The Beggars : Rainer Maria Rilke : Translation

I was recently reminded that I was nearly finished with a translation of Rilke’s The Beggars. After much searching I’ve found it and have only tweaked in marginally.  My first is found here: Autumn Day and my second is found here: Abishag.

The Beggars

You didn’t know of what that heap
enclosed. The stranger found
beggars there.

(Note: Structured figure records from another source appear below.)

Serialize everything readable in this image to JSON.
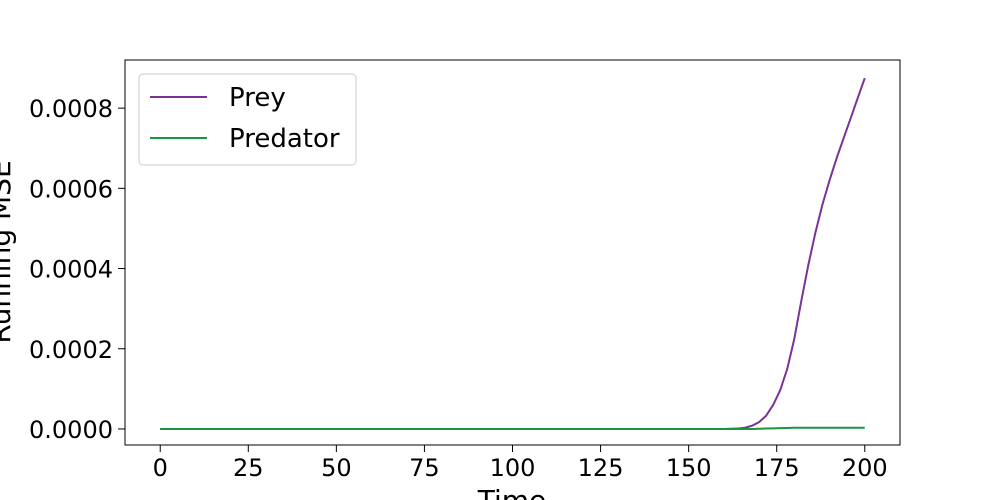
{
  "chart_data": {
    "type": "line",
    "title": "",
    "xlabel": "Time",
    "ylabel": "Running MSE",
    "xlim": [
      -10,
      210
    ],
    "ylim": [
      -4e-05,
      0.00092
    ],
    "x_ticks": [
      0,
      25,
      50,
      75,
      100,
      125,
      150,
      175,
      200
    ],
    "y_ticks": [
      0.0,
      0.0002,
      0.0004,
      0.0006,
      0.0008
    ],
    "x_tick_labels": [
      "0",
      "25",
      "50",
      "75",
      "100",
      "125",
      "150",
      "175",
      "200"
    ],
    "y_tick_labels": [
      "0.0000",
      "0.0002",
      "0.0004",
      "0.0006",
      "0.0008"
    ],
    "grid": false,
    "legend_position": "top-left",
    "x": [
      0,
      25,
      50,
      75,
      100,
      125,
      150,
      160,
      164,
      166,
      168,
      170,
      172,
      174,
      176,
      178,
      180,
      182,
      184,
      186,
      188,
      190,
      192,
      194,
      196,
      198,
      200
    ],
    "series": [
      {
        "name": "Prey",
        "color": "#7b3294",
        "values": [
          0,
          0,
          0,
          0,
          0,
          0,
          0,
          0,
          1e-06,
          3e-06,
          8e-06,
          1.7e-05,
          3.3e-05,
          6e-05,
          9.7e-05,
          0.00015,
          0.000225,
          0.00032,
          0.00041,
          0.00049,
          0.00056,
          0.00062,
          0.000675,
          0.000725,
          0.000775,
          0.000825,
          0.000875
        ]
      },
      {
        "name": "Predator",
        "color": "#1a9641",
        "values": [
          0,
          0,
          0,
          0,
          0,
          0,
          0,
          0,
          0,
          0,
          0,
          5e-07,
          1e-06,
          1.5e-06,
          2e-06,
          2.5e-06,
          3e-06,
          3e-06,
          3e-06,
          3e-06,
          3e-06,
          3e-06,
          3e-06,
          3e-06,
          3e-06,
          3e-06,
          3e-06
        ]
      }
    ]
  }
}
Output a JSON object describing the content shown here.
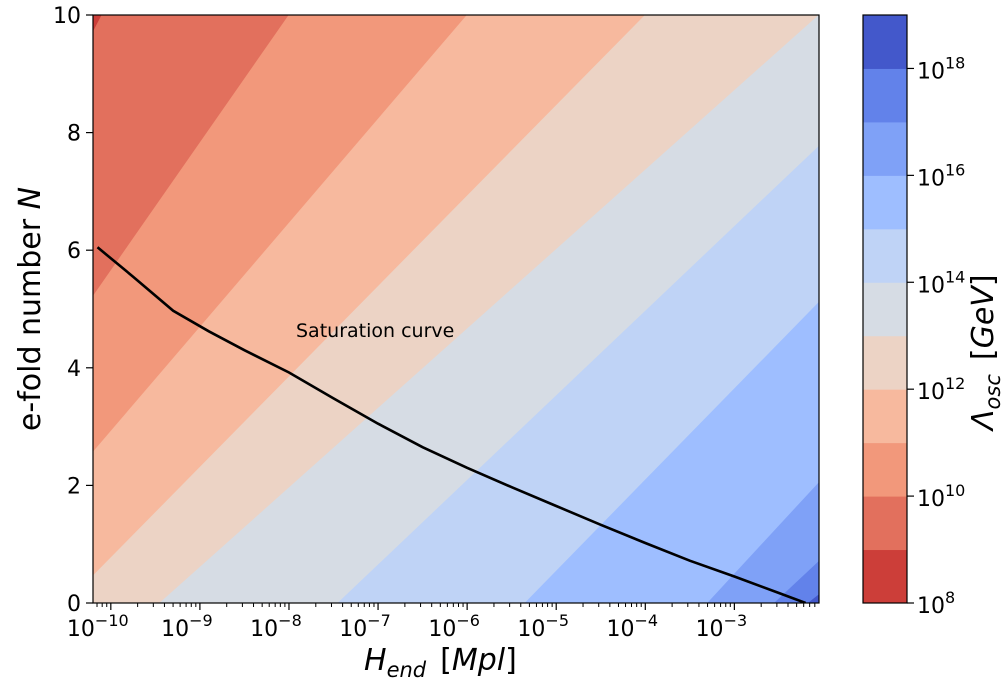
{
  "chart_data": {
    "type": "contour",
    "xlabel": {
      "main": "H",
      "sub": "end",
      "unit": "[Mpl]"
    },
    "ylabel": {
      "main": "e-fold number ",
      "italic": "N"
    },
    "colorbar_label": {
      "main": "Λ",
      "sub": "osc",
      "unit": "[GeV]"
    },
    "annotation": "Saturation curve",
    "x_scale": "log",
    "x_log10_range": [
      -10.2,
      -2.05
    ],
    "y_range": [
      0,
      10
    ],
    "y_ticks": [
      {
        "value": 0,
        "label": "0"
      },
      {
        "value": 2,
        "label": "2"
      },
      {
        "value": 4,
        "label": "4"
      },
      {
        "value": 6,
        "label": "6"
      },
      {
        "value": 8,
        "label": "8"
      },
      {
        "value": 10,
        "label": "10"
      }
    ],
    "x_ticks": [
      {
        "log": -10,
        "base": "10",
        "exp": "−10"
      },
      {
        "log": -9,
        "base": "10",
        "exp": "−9"
      },
      {
        "log": -8,
        "base": "10",
        "exp": "−8"
      },
      {
        "log": -7,
        "base": "10",
        "exp": "−7"
      },
      {
        "log": -6,
        "base": "10",
        "exp": "−6"
      },
      {
        "log": -5,
        "base": "10",
        "exp": "−5"
      },
      {
        "log": -4,
        "base": "10",
        "exp": "−4"
      },
      {
        "log": -3,
        "base": "10",
        "exp": "−3"
      }
    ],
    "colorbar_ticks": [
      {
        "log": 8,
        "base": "10",
        "exp": "8"
      },
      {
        "log": 10,
        "base": "10",
        "exp": "10"
      },
      {
        "log": 12,
        "base": "10",
        "exp": "12"
      },
      {
        "log": 14,
        "base": "10",
        "exp": "14"
      },
      {
        "log": 16,
        "base": "10",
        "exp": "16"
      },
      {
        "log": 18,
        "base": "10",
        "exp": "18"
      }
    ],
    "levels_log10": [
      8,
      9,
      10,
      11,
      12,
      13,
      14,
      15,
      16,
      17,
      18,
      19
    ],
    "level_colors": [
      "#cc3e39",
      "#e2705d",
      "#f2987b",
      "#f7b99e",
      "#ecd3c5",
      "#d6dce4",
      "#bfd3f6",
      "#9ebeff",
      "#7fa1f7",
      "#6282ea",
      "#4358cb"
    ],
    "contour_model": {
      "description": "Contour boundaries in (log10 H, N) space; value rises with H and falls with N",
      "boundaries": [
        {
          "level": 9,
          "x_at_N0": -13.55,
          "x_at_N10": -10.1
        },
        {
          "level": 10,
          "x_at_N0": -12.6,
          "x_at_N10": -8.0
        },
        {
          "level": 11,
          "x_at_N0": -11.65,
          "x_at_N10": -6.0
        },
        {
          "level": 12,
          "x_at_N0": -10.5,
          "x_at_N10": -4.0
        },
        {
          "level": 13,
          "x_at_N0": -9.45,
          "x_at_N10": -2.05
        },
        {
          "level": 14,
          "x_at_N0": -7.45,
          "x_at_N10": -0.5
        },
        {
          "level": 15,
          "x_at_N0": -5.35,
          "x_at_N10": 1.1
        },
        {
          "level": 16,
          "x_at_N0": -3.3,
          "x_at_N10": 2.8
        },
        {
          "level": 17,
          "x_at_N0": -2.55,
          "x_at_N10": 4.5
        },
        {
          "level": 18,
          "x_at_N0": -2.17,
          "x_at_N10": 6.2
        }
      ]
    },
    "saturation_curve": {
      "x_log10": [
        -10.15,
        -9.75,
        -9.3,
        -8.9,
        -8.5,
        -8.0,
        -7.5,
        -7.0,
        -6.5,
        -6.0,
        -5.5,
        -5.0,
        -4.5,
        -4.0,
        -3.5,
        -3.0,
        -2.5,
        -2.2
      ],
      "y": [
        6.05,
        5.55,
        4.97,
        4.62,
        4.3,
        3.92,
        3.48,
        3.05,
        2.65,
        2.3,
        1.97,
        1.65,
        1.33,
        1.02,
        0.72,
        0.45,
        0.17,
        0.0
      ]
    }
  }
}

They hock
the hollows of their hands.

They show that tourist
their mouths, filled with rot,
to see (he can pay the price)
how disease will eat.

In their cruel eyes
his foreign face is marred
and they laugh when he acts
and spit when he tries to speak.

by Rainer Maria Rilke
tr. by Remy Wilkins

[Click below for two other translations]

1. The Beggars translated by Michael Hofman

2. the following is translated by Stephen Cohn:

The Beggars

What are these –contained in this cluster?
Beggars, the visitor sees.
Thin arms reach out and they offer
hands cupped in the shape of a pleaa.

Finger to mouth they will show you
the ordure on which they must feast–
this privileged stranger should know
how greedily leprosy eats.

His foreignness melts, decomposes
just as their eyes decompose.
They see he is lost and this pleases:
they spit at his speech, at his clothes.